Saturday, August 25, 2012

Saturday already


Hello dear friends.  I'm so very sorry to keep you, my half-million followers, waiting for the next episode of Extraordinarly Everyday.  Please accept my sincere apologies.

First, I give you some pictures from one of our recent outings to Indianola.  Indianola is a small town about five minutes away, with a great long pier and a rocky beach, each rock begging for an Ifland child's hand to hurl it into the water.  The Ifland children are more than willing to oblige, and so we pass our time choosing the perfect rocks, launching them through the air and waiting for the satisfying 'plunk.'













Things continue to roll along in a somewhat elliptical fashion, and while sometimes the days seem long, the truth is that the past month has held enough eventful change to last this (half-)Mennonite girl a good, long while (has it really only been a month?).  We are in the process of buying a house over in Seattle, and are thrilled with the prospects and promises it holds.  We are so thankful for the help of family during this geographic limbo, help which has made this necessarily awkward transition a little less awkward.  It is impossible to imagine how much harder this month would have been without their help (and their washing machine).  We have endured long, long hours of The Husband working late into the night (to make up for all the daytime work hours missed due to the logistics of setting up insurance and an American mortage and banking and new driver's licenses and and and...).

I am sitting next to Orion now, he in the gray rocker and me in the blue rocker, each of us with a laptop resting on our knees.  He is working; I've been looking at pictures of friends in Winnipeg.  You.  I miss you deeply.

*sigh

We're okay; just a little tired.  Orion gave me the beautiful gift of a morning in Bloedel Reserve all by myself, and it was the perfect gift.  I walked through the trees and rhododendrons, I listened, I looked, and I sat by a quiet pond and wrote a few lines of (mediocre) poetry.

dragonflies dancing over the water
the water lies still, gently shimmering with the ripples of quietly pulsing life

countless shades of green
breathtaking in the light and shadows

water reflecting the growth encircling it
light shimmering on the water reflected in translucent leaves hanging above it

it sings His glory


I am learning to worship in the everyday, with the rough stones that I have on hand, not waiting for the ever-elusive right moment.  In the midst of the uncertainty, in the midst of trying to plan another meal in a kitchen kindly stocked with utensils which are not my own, in the midst of the incessant "MOMMY MOMMY MOMMY MOMMY!," I can choose to give thanks.  I can choose to worship.
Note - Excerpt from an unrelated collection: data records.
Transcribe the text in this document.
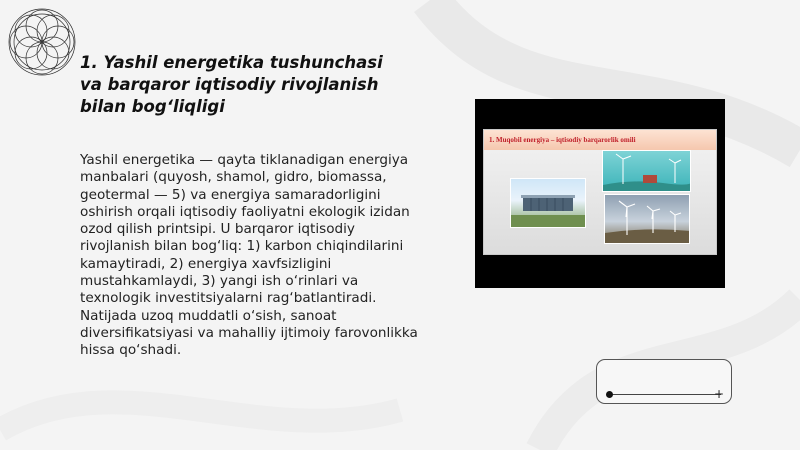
1. Yashil energetika tushunchasi va barqaror iqtisodiy rivojlanish bilan bog‘liqligi

Yashil energetika — qayta tiklanadigan energiya manbalari (quyosh, shamol, gidro, biomassa, geotermal — 5) va energiya samaradorligini oshirish orqali iqtisodiy faoliyatni ekologik izidan ozod qilish printsipi. U barqaror iqtisodiy rivojlanish bilan bog‘liq: 1) karbon chiqindilarini kamaytiradi, 2) energiya xavfsizligini mustahkamlaydi, 3) yangi ish o‘rinlari va texnologik investitsiyalarni rag‘batlantiradi. Natijada uzoq muddatli o‘sish, sanoat diversifikatsiyasi va mahalliy ijtimoiy farovonlikka hissa qo‘shadi.

1. Muqobil energiya – iqtisodiy barqarorlik omili
+
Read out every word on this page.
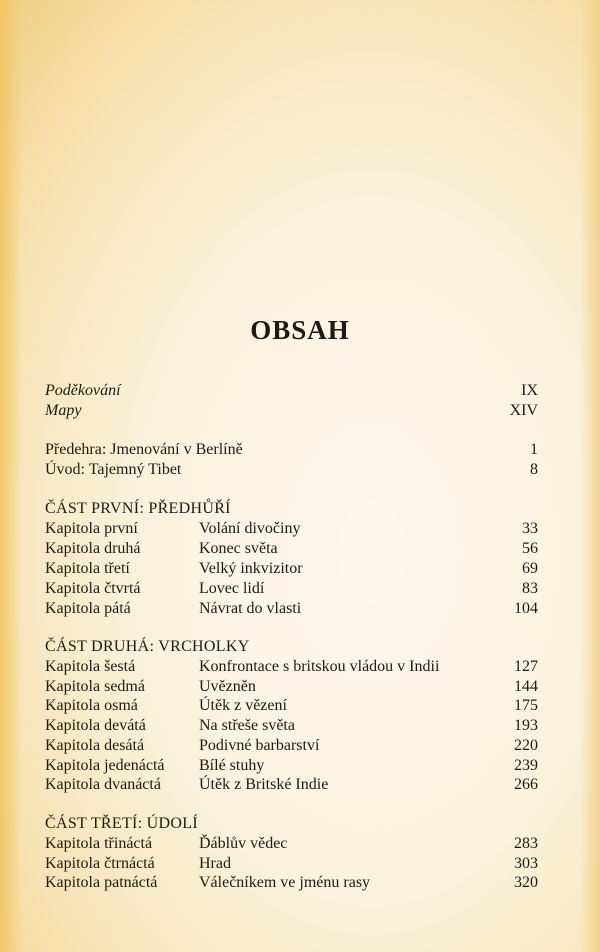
OBSAH
Poděkování	IX
Mapy	XIV
Předehra: Jmenování v Berlíně	1
Úvod: Tajemný Tibet	8
ČÁST PRVNÍ: PŘEDHŮŘÍ
Kapitola první	Volání divočiny	33
Kapitola druhá	Konec světa	56
Kapitola třetí	Velký inkvizitor	69
Kapitola čtvrtá	Lovec lidí	83
Kapitola pátá	Návrat do vlasti	104
ČÁST DRUHÁ: VRCHOLKY
Kapitola šestá	Konfrontace s britskou vládou v Indii	127
Kapitola sedmá	Uvězněn	144
Kapitola osmá	Útěk z vězení	175
Kapitola devátá	Na střeše světa	193
Kapitola desátá	Podivné barbarství	220
Kapitola jedenáctá Bílé stuhy	239
Kapitola dvanáctá Útěk z Britské Indie	266
ČÁST TŘETÍ: ÚDOLÍ
Kapitola třináctá	Ďáblův vědec	283
Kapitola čtrnáctá	Hrad	303
Kapitola patnáctá	Válečníkem ve jménu rasy	320
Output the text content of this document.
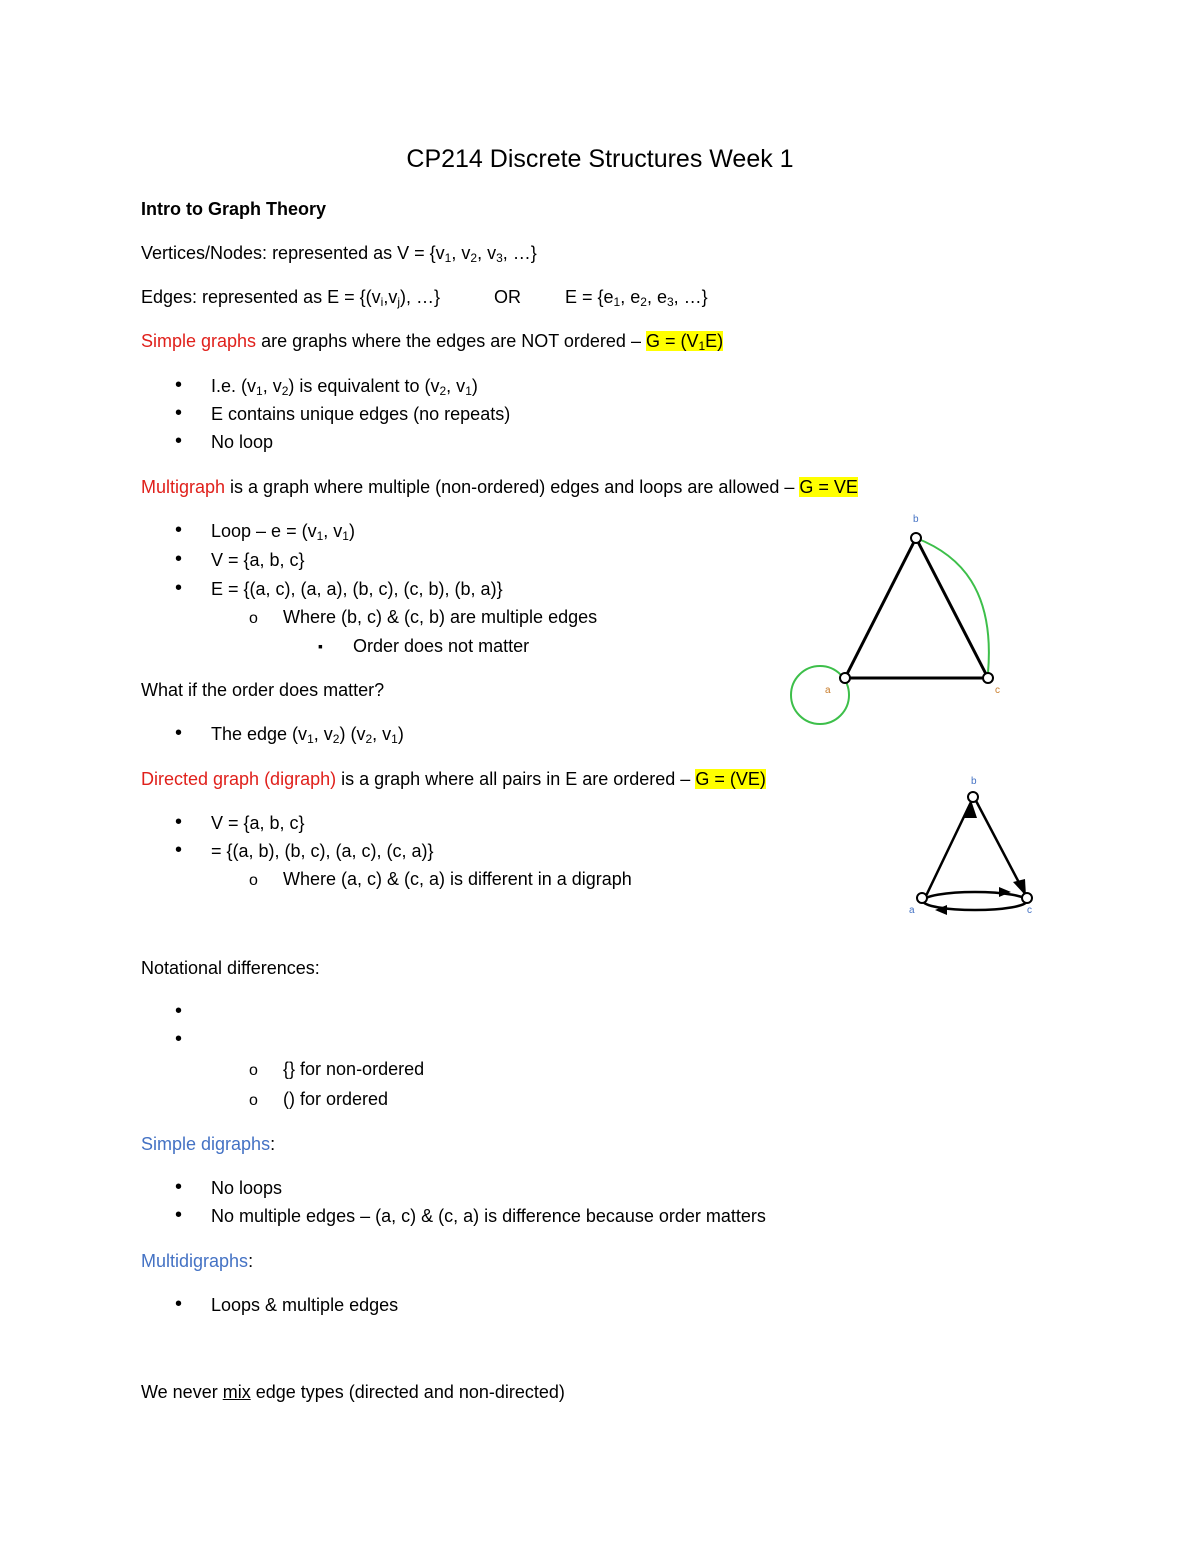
CP214 Discrete Structures Week 1
Intro to Graph Theory
Vertices/Nodes: represented as $V = \{v_1$, $v_2$, $v_3$, …}
Edges: represented as $E = \{(v_i,v_j)$, …}	OR $E = \{e_1$, $e_2$, $e_3$, …}
Simple graphs are graphs where the edges are NOT ordered – $G = (V_1E)$
•
I.e. ($v_1$, $v_2$) is equivalent to ($v_2$, $v_1$)
•
E contains unique edges (no repeats)
•
No loop
Multigraph is a graph where multiple (non-ordered) edges and loops are allowed – G = VE
•
Loop – $e = (v_1$, $v_1$)
•
V = {a, b, c}
•
E = {(a, c), (a, a), (b, c), (c, b), (b, a)}
o
Where (b, c) & (c, b) are multiple edges
▪
Order does not matter
What if the order does matter?
•
The edge ($v_1$, $v_2$) ($v_2$, $v_1$)
Directed graph (digraph) is a graph where all pairs in E are ordered – G = (VE)
•
V = {a, b, c}
•
= {(a, b), (b, c), (a, c), (c, a)}
o
Where (a, c) & (c, a) is different in a digraph
Notational differences:
•
•
o
{} for non-ordered
o
() for ordered
Simple digraphs:
•
No loops
•
No multiple edges – (a, c) & (c, a) is difference because order matters
Multidigraphs:
•
Loops & multiple edges
We never mix edge types (directed and non-directed)
a
b
c
a
b
c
Let us remember that the life in which we ought to be interested is "daily" life.  We can, each of us, only call the present time our own....Our Lord tells us to pray for today, and so he prevents us from tormenting ourselves about tomorrow.  It is as if [God] were to say to us: "[It is I] who gives you this day [and] will also give you what you need for this day.  [It is I] who makes the sun to rise.  [It is I] who scatters the darkness of night and reveals to you the rays of the sun."